All these observations indicate a substantial involvement of solvent along the entire catalyst activation pathway. There is a significant rearrangement of the hydrogen-bond network near the reacting species, resulting in the product state showing very strong hydrogen bonding interactions of the ligand NO moiety with three water molecules, including the H${}_2$O${}_{substrate}$ that is involved in the reaction. This is reflected in the observed qualitative difference between the calculated free energy profiles of the gas phase and explicit solvent model, the most important characteristic being a substantially larger activation barrier ( 10 kcal mol${}^{-1}$) for the explicit solvent model. These observations also suggest that for a realistic description of catalytic water oxidation systems, simulation studies should account for the role of explicit solvent molecules.

In addition to the solvent effects discussed above, it is also evident that the NO${}_{ligand}$ moiety has a strong interaction with the Ru metal center in reactant complex A, due to a high barrier involved in the weakening of this bond in the catalyst activation pathway. In this regard, selective functionalization of the NO${}_{ligand}$ moiety, for instance, with electron-donating groups that can destabilize the metal–oxygen bond can potentially lead to a reduced barrier for the catalyst activation step, resulting in greater amounts of the starting catalytic complexes entering the catalytic cycle. This can be a topic of future high-throughput screening studies, [32] to help in the rational design of metal–ligand radical coupling based WOCs.

3. Materials and Methods

The reactions incorporating explicit water solvent were studied using DFT-based molecular dynamics (DFT-MD) with the Born-Oppenheimer approach, as implemented in CP2K [33]. The BLYP functional supplemented by Grimme’s D3 dispersion corrections was used [34,35,36] with GTH pseudopotentials for the nonvalance electrons (DZVP-GTH for Ru and TZVP-GTH for all other atom types) [37,38]. The auxiliary plane waves were expanded up to 280 Ry, and the system consisted of the Ru complex with 108 water molecules in a periodic cubic box (L = 15.63 Å). The temperature was controlled by a CSVR thermostat and set at T = 330 K [39] and a time step of 0.5 fs was used. The electronic structure was converged to an accuracy so that the energy is conserved within 0.6 kcal mol${}^{-1}$, for trajectories up to 15 ps. We used the constrained molecular dynamics (CMD) method to simulate the catalyst activation pathway and determine the associated free energy profile [40,41]. In this method, using a chosen reaction coordinate, Q, simulations are performed at several fixed values of this coordinate, ranging from Q${}_1$ to Q${}_2$. The free-energy difference ($\Delta$G) upon changing from Q${}_1$ to Q${}_2$ is then computed according to Equation (1). Here, is the average constraint force measured for each value of Q during the DFT-MD simulation. For each value of Q, a 3 ps equilibration run, followed by a 7–8 ps production run was performed. The data from production runs was used to compute the average forces and the resulting free energies, with the corresponding error bars.

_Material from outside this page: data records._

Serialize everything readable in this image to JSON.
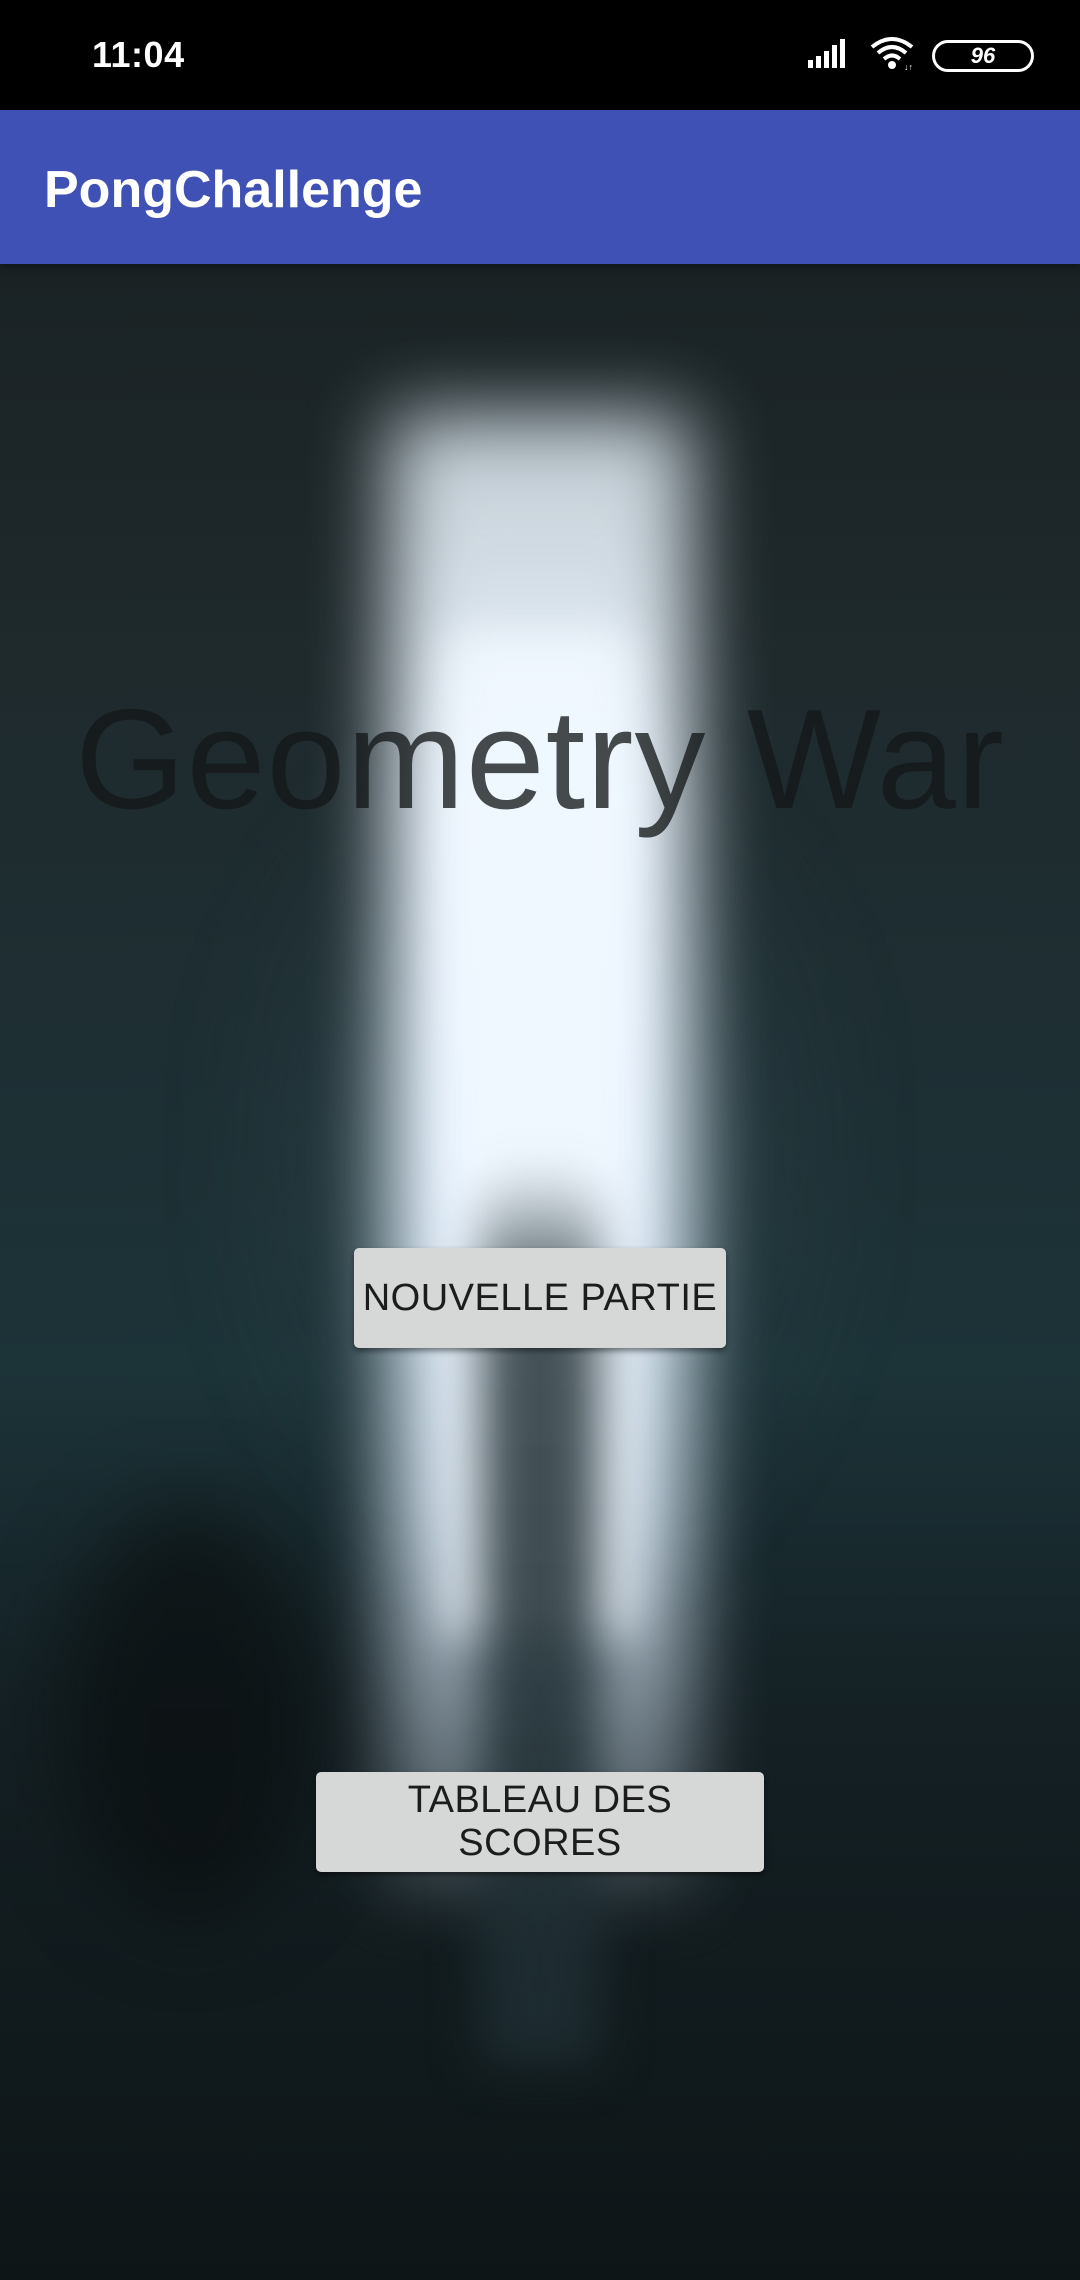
{
  "status_bar": {
    "time": "11:04",
    "battery": "96",
    "icons": [
      "signal-icon",
      "wifi-icon",
      "battery-icon"
    ]
  },
  "app_bar": {
    "title": "PongChallenge",
    "color": "#3f51b5"
  },
  "main": {
    "game_title": "Geometry War",
    "new_game_button": "NOUVELLE PARTIE",
    "scores_button": "TABLEAU DES SCORES"
  }
}
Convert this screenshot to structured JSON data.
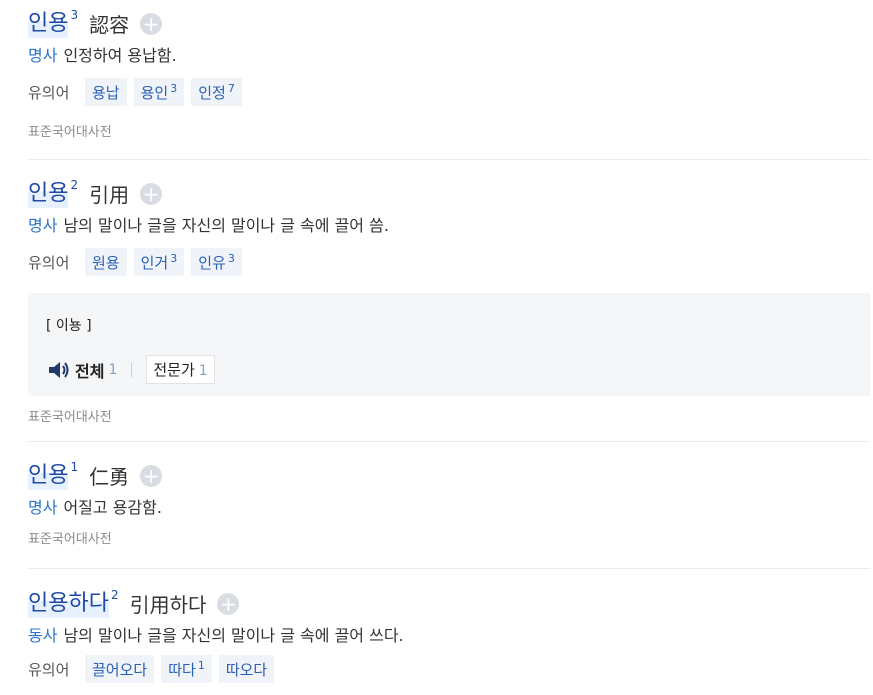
{
  "entries": [
    {
      "word": "인용",
      "sup": "3",
      "hanja": "認容",
      "add": "+",
      "pos": "명사",
      "definition": "인정하여 용납함.",
      "syn_label": "유의어",
      "synonyms": [
        {
          "text": "용납",
          "sup": ""
        },
        {
          "text": "용인",
          "sup": "3"
        },
        {
          "text": "인정",
          "sup": "7"
        }
      ],
      "source": "표준국어대사전"
    },
    {
      "word": "인용",
      "sup": "2",
      "hanja": "引用",
      "add": "+",
      "pos": "명사",
      "definition": "남의 말이나 글을 자신의 말이나 글 속에 끌어 씀.",
      "syn_label": "유의어",
      "synonyms": [
        {
          "text": "원용",
          "sup": ""
        },
        {
          "text": "인거",
          "sup": "3"
        },
        {
          "text": "인유",
          "sup": "3"
        }
      ],
      "pronunciation": "[ 이뇽 ]",
      "pron_tabs": {
        "all_label": "전체",
        "all_count": "1",
        "expert_label": "전문가",
        "expert_count": "1"
      },
      "source": "표준국어대사전"
    },
    {
      "word": "인용",
      "sup": "1",
      "hanja": "仁勇",
      "add": "+",
      "pos": "명사",
      "definition": "어질고 용감함.",
      "source": "표준국어대사전"
    },
    {
      "word": "인용하다",
      "sup": "2",
      "hanja": "引用하다",
      "add": "+",
      "pos": "동사",
      "definition": "남의 말이나 글을 자신의 말이나 글 속에 끌어 쓰다.",
      "syn_label": "유의어",
      "synonyms": [
        {
          "text": "끌어오다",
          "sup": ""
        },
        {
          "text": "따다",
          "sup": "1"
        },
        {
          "text": "따오다",
          "sup": ""
        }
      ]
    }
  ],
  "icons": {
    "speaker": "speaker-icon",
    "add": "plus-circle-icon"
  },
  "colors": {
    "headword": "#1f4aa8",
    "pos": "#2a74c9",
    "chip_bg": "#f0f3f8"
  }
}
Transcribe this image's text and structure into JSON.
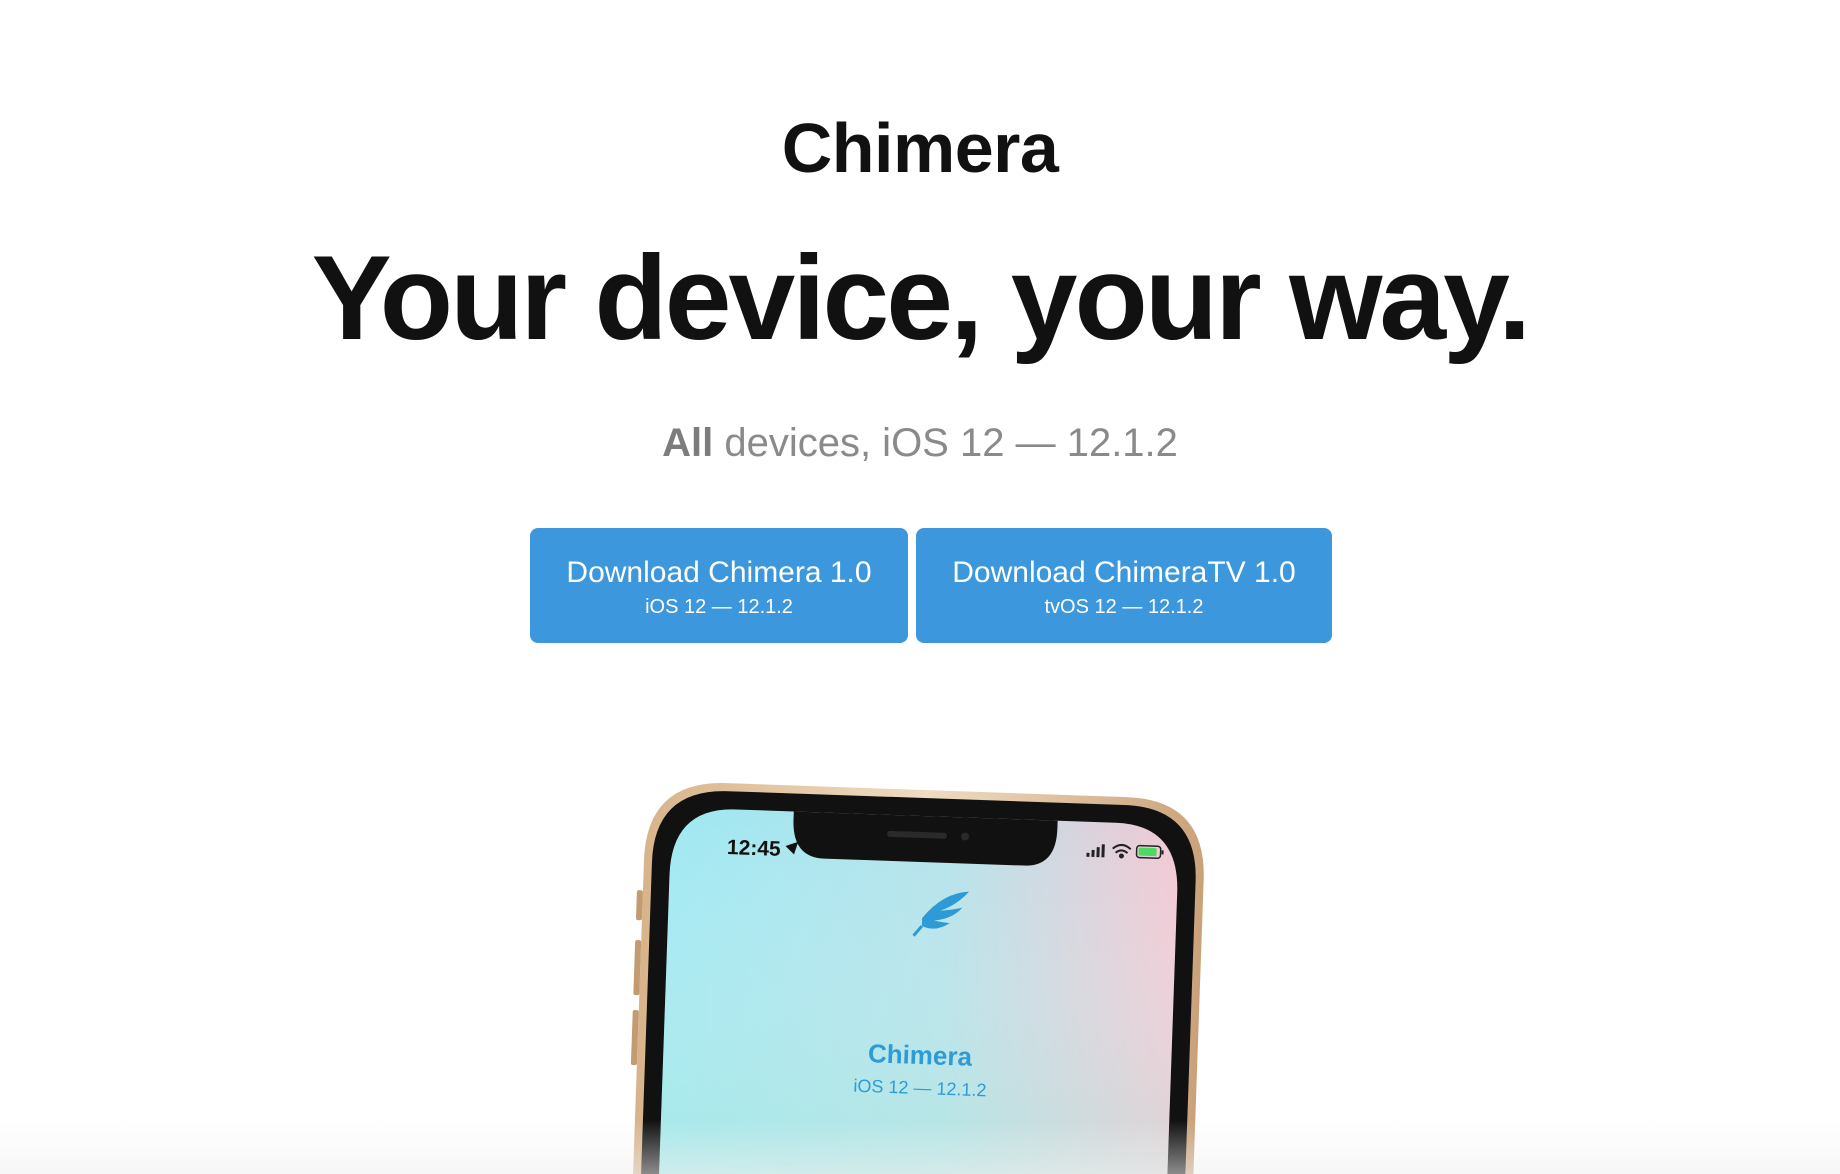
{
  "brand": "Chimera",
  "headline": "Your device, your way.",
  "subtitle": {
    "strong": "All",
    "rest": " devices, iOS 12 — 12.1.2"
  },
  "buttons": [
    {
      "title": "Download Chimera 1.0",
      "subtitle": "iOS 12 — 12.1.2"
    },
    {
      "title": "Download ChimeraTV 1.0",
      "subtitle": "tvOS 12 — 12.1.2"
    }
  ],
  "phone": {
    "time": "12:45",
    "app_name": "Chimera",
    "app_version": "iOS 12 — 12.1.2"
  },
  "colors": {
    "button": "#3d97dc",
    "text": "#111111",
    "muted": "#8a8a8a",
    "app_accent": "#2e9bd6"
  }
}
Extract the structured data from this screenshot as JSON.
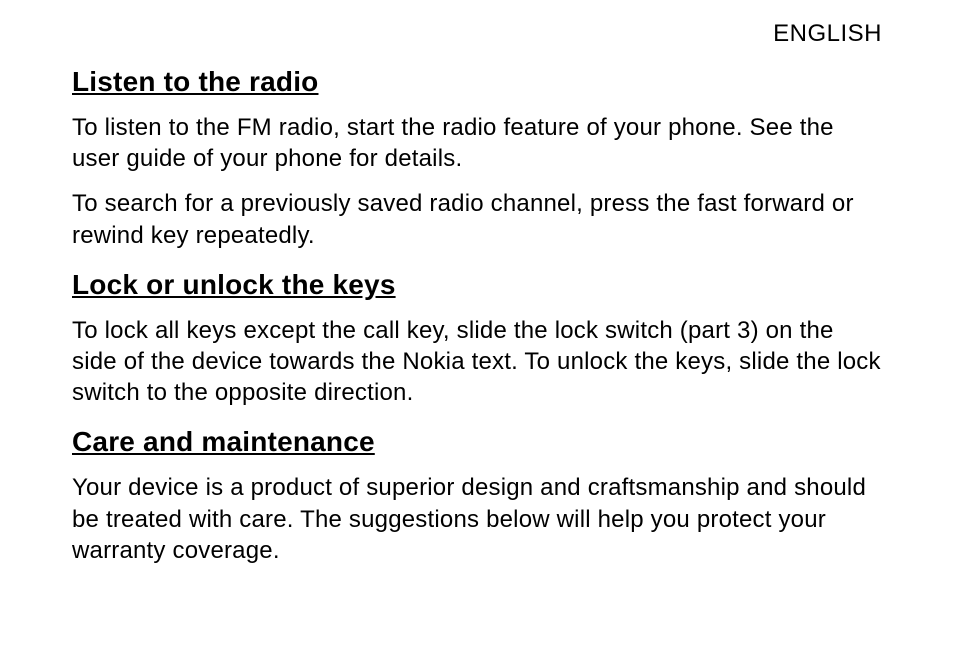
{
  "header": {
    "language": "ENGLISH"
  },
  "sections": [
    {
      "heading": "Listen to the radio",
      "paragraphs": [
        "To listen to the FM radio, start the radio feature of your phone. See the user guide of your phone for details.",
        "To search for a previously saved radio channel, press the fast forward or rewind key repeatedly."
      ]
    },
    {
      "heading": "Lock or unlock the keys",
      "paragraphs": [
        "To lock all keys except the call key, slide the lock switch (part 3) on the side of the device towards the Nokia text. To unlock the keys, slide the lock switch to the opposite direction."
      ]
    },
    {
      "heading": "Care and maintenance",
      "paragraphs": [
        "Your device is a product of superior design and craftsmanship and should be treated with care. The suggestions below will help you protect your warranty coverage."
      ]
    }
  ]
}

$$\Delta G=-{\int }_{Q_1}^{Q2}〈F\left(Q\right)〉dQ$$

(1)

Gas phase model calculations of the barrier for the catalyst activation pathway were performed using the BLYP functional, with a TZVP basis set for all atoms, supplemented with D3 dispersion correction and implicit solvent corrections for water (COSMO) as implemented in the Orca package (Version 3.0.3) [42]. Hessian matrix calculations were performed to characterize all minima (no imaginary frequencies) and transition states (one imaginary frequency). Zero point energy and gas-phase thermal corrections (298 K, 1 bar, entropy and enthalpy) were obtained from these analyses.

4. Conclusions

In summary, we performed modeling studies on a mononuclear ruthenium based water oxidation catalyst that is proposed to operate via a metal–ligand radical coupling (MLC) pathway during the O–O bond formation step. Using a first-principles modeling approach, the importance of incorporating explicit solvent and thermal motion for an accurate description of the catalyst activation pathway was demonstrated. Possible directions for the design of active MLC based water oxidation systems was proposed.